Колчин повернулся, дал инструкции Штейну: сейчас он пойдет к своему отцу, скажет, что все нормально, никто не сердится на него за опоздание. Пусть Натан не волнуется и не делает глупостей, пытаясь силой освободить брата. Ничего хорошего из этой затеи не выйдет, только кровь прольется. Даже если он привез с собой охотничье ружье, пусть не вздумает взять его в руки. Колчин выйдет из машины и махнет рукой. По этому знаку Ходакова выгружают из фургона и отпускают.
В то время, когда русский дипломат пойдет к «ягуару», Штейн и его отец должны неподвижно стоять возле переднего бампера своей машины, оставаясь в зоне прямой видимости. Руки нельзя прятать их за спину или опускать в карманы. Все действия производить медленно. В противном случае огонь будет открыт без предупреждения. Как только Ходаков займет заднее сидение, Гойзмана освободят. Он выйдет из «ягуара», дошагает до фургона. И счастливая семья сможет спокойно уехать.
Колчин наклонился, достал из-под сидения пистолет «глок».

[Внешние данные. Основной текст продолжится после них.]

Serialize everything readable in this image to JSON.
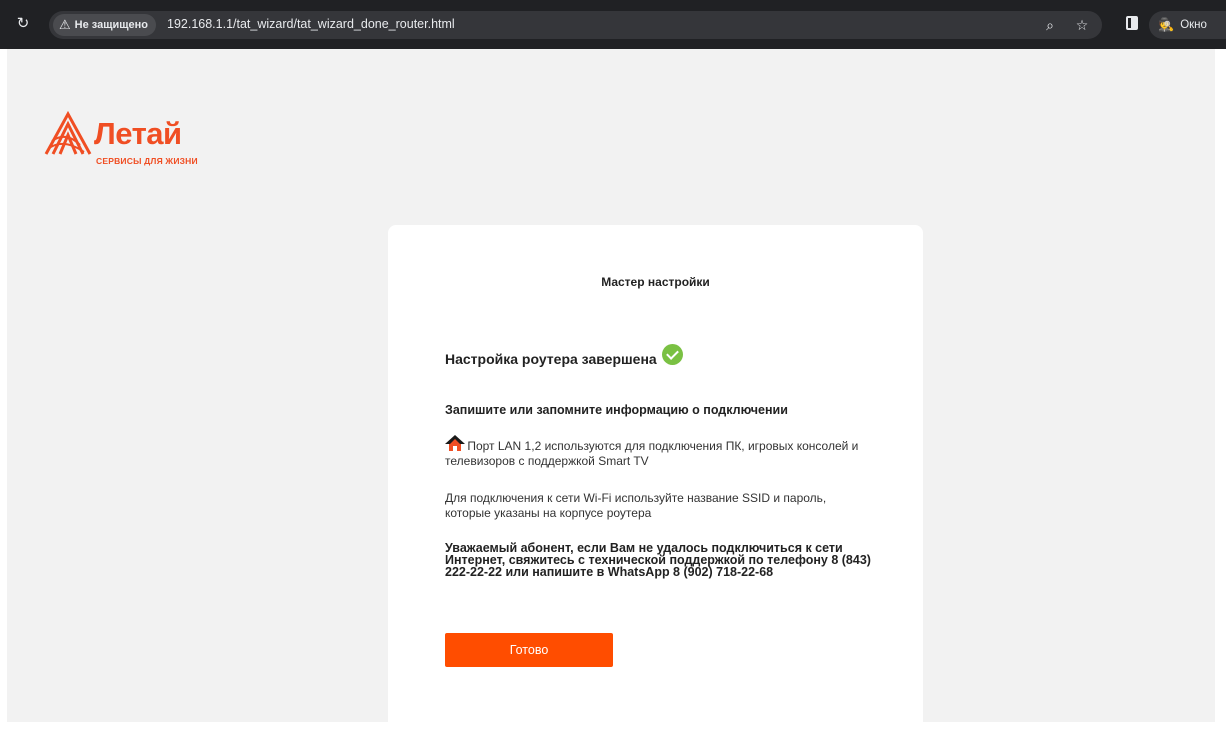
{
  "browser": {
    "security_label": "Не защищено",
    "url": "192.168.1.1/tat_wizard/tat_wizard_done_router.html",
    "incognito_label": "Окно"
  },
  "logo": {
    "name": "Летай",
    "tagline": "СЕРВИСЫ ДЛЯ ЖИЗНИ"
  },
  "wizard": {
    "title": "Мастер настройки",
    "done_title": "Настройка роутера завершена",
    "remember_heading": "Запишите или запомните информацию о подключении",
    "lan_info": "Порт LAN 1,2 используются для подключения ПК, игровых консолей и телевизоров с поддержкой Smart TV",
    "wifi_info": "Для подключения к сети Wi-Fi используйте название SSID и пароль, которые указаны на корпусе роутера",
    "support_info": "Уважаемый абонент, если Вам не удалось подключиться к сети Интернет, свяжитесь с технической поддержкой по телефону 8 (843) 222-22-22 или напишите в WhatsApp 8 (902) 718-22-68",
    "done_button": "Готово"
  },
  "colors": {
    "brand": "#f04e23",
    "button": "#ff4d00",
    "success": "#7ac143"
  }
}
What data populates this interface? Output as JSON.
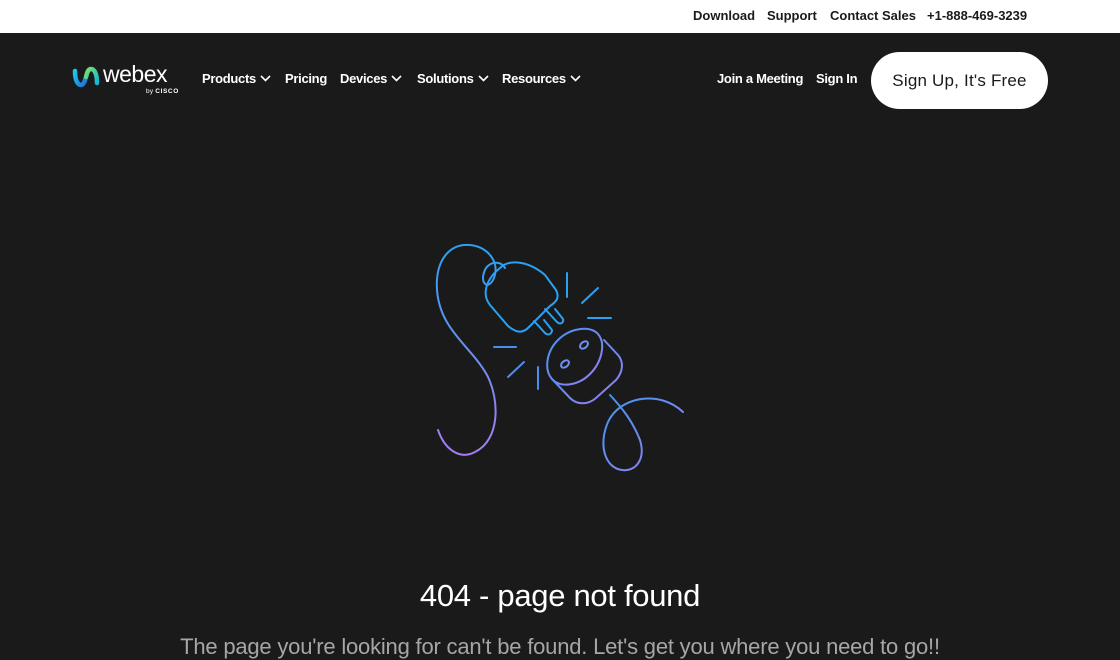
{
  "utility_bar": {
    "download": "Download",
    "support": "Support",
    "contact_sales": "Contact Sales",
    "phone": "+1-888-469-3239"
  },
  "logo": {
    "wordmark": "webex",
    "by": "by",
    "brand": "CISCO"
  },
  "nav": {
    "products": "Products",
    "pricing": "Pricing",
    "devices": "Devices",
    "solutions": "Solutions",
    "resources": "Resources",
    "join_meeting": "Join a Meeting",
    "sign_in": "Sign In",
    "sign_up": "Sign Up, It's Free"
  },
  "error": {
    "title": "404 - page not found",
    "message": "The page you're looking for can't be found. Let's get you where you need to go!!"
  },
  "icons": {
    "logo_mark": "webex-logo-icon",
    "chevron": "chevron-down-icon",
    "illustration": "unplugged-cable-icon"
  },
  "colors": {
    "background": "#1a1a1a",
    "utility_bar": "#ffffff",
    "text": "#ffffff",
    "muted_text": "#a6a6a6",
    "illustration_blue": "#2aa1f2",
    "illustration_purple": "#a67cf0"
  }
}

– Знаешь, что это за пушка? – спросил он.
– Знаю, – кивнул Штейн.
– Давайте по-другому, – Гойзман набрался мужества, чтобы затеять торг. – Мой брат отпустит вашего друга. А вы отпустите меня. Все происходит одновременно. А то вы получаете своего друга, а я остаюсь… Остаюсь у вас в гостях.
– Заткнись, – оборвал Колчин. – Сегодня не базарный день.
– Нет, я настаиваю. Иначе ничего не получится. Лучше пришейте меня прямо сейчас. Прямо здесь. Если у вас честные намерения, поступите так, как я говорю. Ходаков идет к вам, а я – к брату.
Гойзман снова заволновался, заерзал на сидении. Беспокойными пальцами он теребил лацканы пиджака. Его голос, меняя тембр, звучал то низко, то высоко. На лбы выступила горячая испарина, а шелковая подкладка брюк прилипла к ляжкам. Казалось, что он выторговывает не какие-то выгодные условия обмена, а собственную жизнь, ни больше, ни меньше.
– Только так. Иначе я не согласен. Иначе…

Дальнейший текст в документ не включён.